THERE were times when it felt like the lockdown would never end.
The quietness, as the saying goes, was deafening. It felt like everything had changed forever.
Now, and it seems so quickly, everything is back.
The roads are busy again. People are back at work. The shops have reopened.
Even the pubs, or some of them at least, are serving.
Things aren’t normal, they aren’t quite like they were, but it feels a lot like it used to.
We might have to go back, of course, might have our own version of Leicester, but as of now Ireland feels a lot like Ireland again.
Without, though, the tourists.
There’s the odd UK car on the road, though they were spotted even during the lockdown, but that’s about it.
If you listened, though, to Ryanair we’d all now be hopping on planes and going on holiday.
We’d all be taking our annual summer holidays as if Covid-19 had never happened.
Michael O’Leary, once talked up by so many as the man who should be running the country, insists that whatever the health experts say he knows better.
He even recently argued with a radio host on RTE who pointed out that we might be better off taking our health advice from medics rather than a man who runs an airline.
So even as Tony Holohan, the Chief Medical Officer for the entire country, urged people not to travel abroad in their own interest and in the collective interest, Ryanair just wants us all back on those planes.
Health is one thing but this is so nakedly about money that Michael O’Leary, if you ever had any doubts, clearly puts cash above everything.
Above you and your family’s wellbeing, that’s for sure.
But are we really that desperate? Are we really that spoilt?
After all we are only being asked to miss one summer holiday and in doing so protect all the sacrifices we made during lockdown in the first place.
In the face of a global pandemic that doesn’t sound like the most heroic of sacrifices.

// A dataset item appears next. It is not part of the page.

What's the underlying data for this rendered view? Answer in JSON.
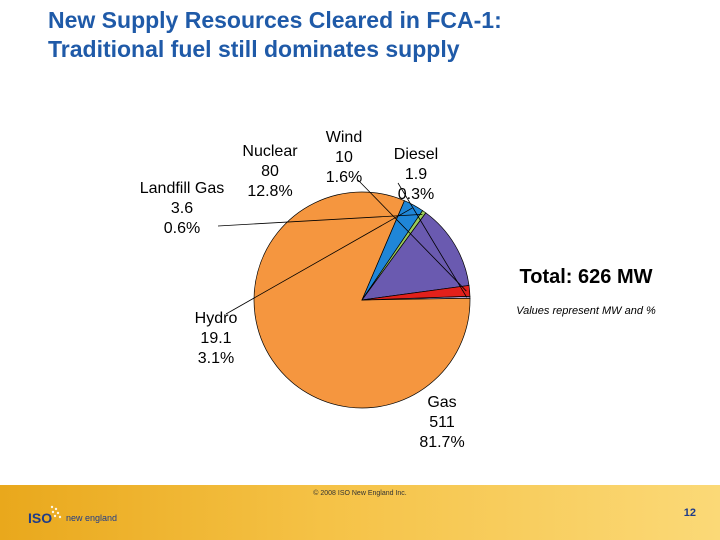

Of course there are people working in Ryanair and in the wider tourist industry whose jobs must be under threat, but can we really risk our health on that basis?
Certainly, does anyone want to risk their life to satisfy Michael O’Leary’s greed?
We’ve all at this stage seen the scenes of overcrowding at beaches around the UK and, to a lesser extent, here in Ireland.
So much of that is understandable. And so much of it too is ridiculous.
As adults surely we can make decisions wisely. We can be expected to act in a grown up way. Unfortunately those who can’t be trusted have collided with a severe government misstep.
In the hullabaloo over our historic civil war ending government of Fianna Fáil/Fine Gael something has gone missing.
The Chief Medical Officer is pleading with us not to travel just as the planes are on the runway and ready to go.
It is as if a garda has stopped you and said you can travel on this road at 200mph but please don’t. Some fool is going to do the 200, aren’t they?
When the consequences could be so fatal what harm would there be in the government introducing a travel ban for the rest of the year?
It won’t please Michael O’Leary but it would save lives.
I will always remember at the height of the Celtic Tiger that there was a woman on the radio outraged about how her family holiday to Lapland had not lived up to expectations.
We had reached peak Celtic Tiger daftness. Surely we are past all that now.
Surely the economic collapse and a global pandemic have taught us all about priorities.
Surely being asked to go to Kerry or Donegal or Clare instead of Spain or France isn’t too much of an ask?
Surely after everything we’ve been through we can forego a summer holiday?
Irish society responded so well to the restrictions of lockdown and there was a remarkable cohesion between government and people.
It would be more than a shame if we sacrificed that and so much more for a sun lounger and a cold beer.